Policing and Crime Bill
12:00 pm

Photo of Vernon Coaker

Vernon Coaker (Minister of State (Policing, Crime & Security), Home Office; Gedling, Labour)

I just want briefly to clarify something. I am sorry if my body language was so obvious.

In response to one of the points made in answer to Nadine Dorries, the Government’s intention is not to ban prostitution. It is important to put that on the record. We have never said that a ban was a policy intention. We looked in Sweden at the idea of a full offence of paying for sex, and making any payment for sex illegal, and we thought that was not appropriate; we also looked at other models. It is not our intention to bring about a ban in a back-door way.

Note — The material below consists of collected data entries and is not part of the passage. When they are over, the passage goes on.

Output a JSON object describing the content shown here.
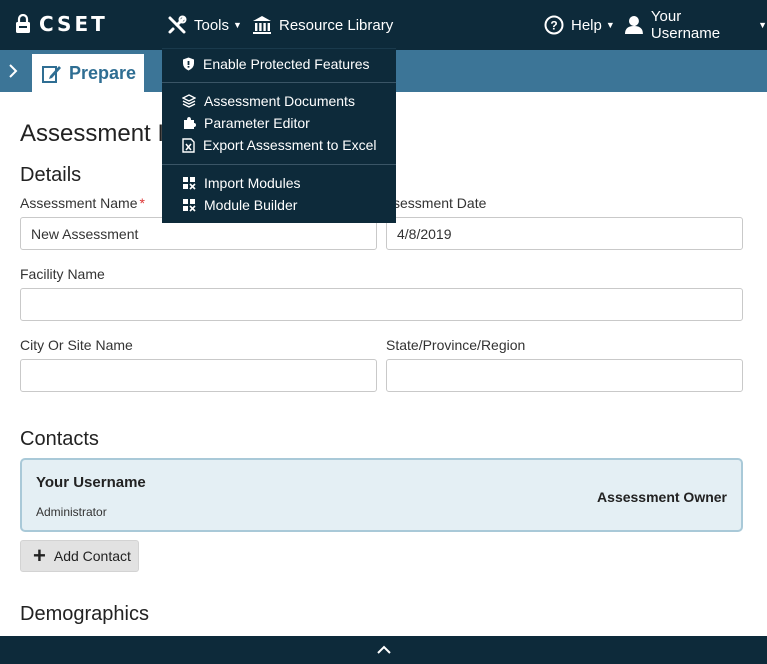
{
  "app": {
    "logo_text": "CSET"
  },
  "navbar": {
    "tools_label": "Tools",
    "resource_library_label": "Resource Library",
    "help_label": "Help",
    "username_label": "Your Username"
  },
  "subnav": {
    "prepare_label": "Prepare"
  },
  "tools_menu": {
    "items": [
      {
        "label": "Enable Protected Features",
        "icon": "shield-icon"
      },
      {
        "label": "Assessment Documents",
        "icon": "layers-icon"
      },
      {
        "label": "Parameter Editor",
        "icon": "puzzle-icon"
      },
      {
        "label": "Export Assessment to Excel",
        "icon": "excel-icon"
      },
      {
        "label": "Import Modules",
        "icon": "modules-icon"
      },
      {
        "label": "Module Builder",
        "icon": "modules-icon"
      }
    ]
  },
  "page": {
    "title": "Assessment I",
    "details_heading": "Details",
    "assessment_name_label": "Assessment Name",
    "assessment_name_value": "New Assessment",
    "assessment_date_label": "ssessment Date",
    "assessment_date_value": "4/8/2019",
    "facility_name_label": "Facility Name",
    "facility_name_value": "",
    "city_label": "City Or Site Name",
    "city_value": "",
    "state_label": "State/Province/Region",
    "state_value": "",
    "contacts_heading": "Contacts",
    "demographics_heading": "Demographics"
  },
  "contact": {
    "name": "Your Username",
    "role": "Administrator",
    "owner_label": "Assessment Owner"
  },
  "add_contact_label": "Add Contact",
  "colors": {
    "navbar": "#0d2a3a",
    "subnav": "#3c7597",
    "contact_card": "#e4eff4"
  }
}
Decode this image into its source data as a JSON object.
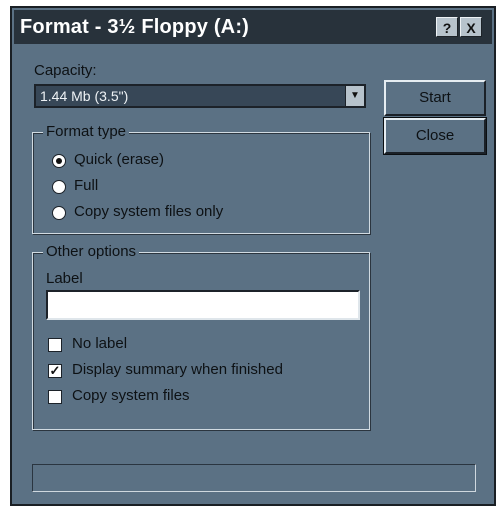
{
  "window": {
    "title": "Format - 3½ Floppy (A:)",
    "help_label": "?",
    "close_label": "X"
  },
  "capacity": {
    "label": "Capacity:",
    "selected": "1.44 Mb (3.5\")"
  },
  "buttons": {
    "start": "Start",
    "close": "Close"
  },
  "format_type": {
    "legend": "Format type",
    "options": [
      {
        "label": "Quick (erase)",
        "selected": true
      },
      {
        "label": "Full",
        "selected": false
      },
      {
        "label": "Copy system files only",
        "selected": false
      }
    ]
  },
  "other_options": {
    "legend": "Other options",
    "label_field": {
      "label": "Label",
      "value": ""
    },
    "checkboxes": [
      {
        "label": "No label",
        "checked": false
      },
      {
        "label": "Display summary when finished",
        "checked": true
      },
      {
        "label": "Copy system files",
        "checked": false
      }
    ]
  },
  "colors": {
    "dialog_bg": "#5b7184",
    "title_bg": "#28323b"
  }
}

Our intention, which I know everyone on the Committee shares, as has been demonstrated by this morning’s evidence-taking session, which has explored where we are rather than being confrontational, has been about how to end exploitation and the exploitative elements, where there is no free choice. Julie and others raised the question of “controlled for gain”, and we have lawyers who say—I am not trying to be funny about it, because Mr. Lodder has said something on that point—that “controlled for gain” as defined in case law means what one would regard as the common-sense definition. It would not be where somebody is helping somebody else: organising, protecting, looking after them and so on. I am not a lawyer; that is the legal advice that I have had. Certainly, it is something that we are looking at. “Controlled for gain” is a key part of ensuring that we have absolute clarity of meaning. As the Bill goes through Committee and beyond, we will take up the points that Julie and others have made and look at them to give certainty, which will help if the Bill should be passed by Parliament.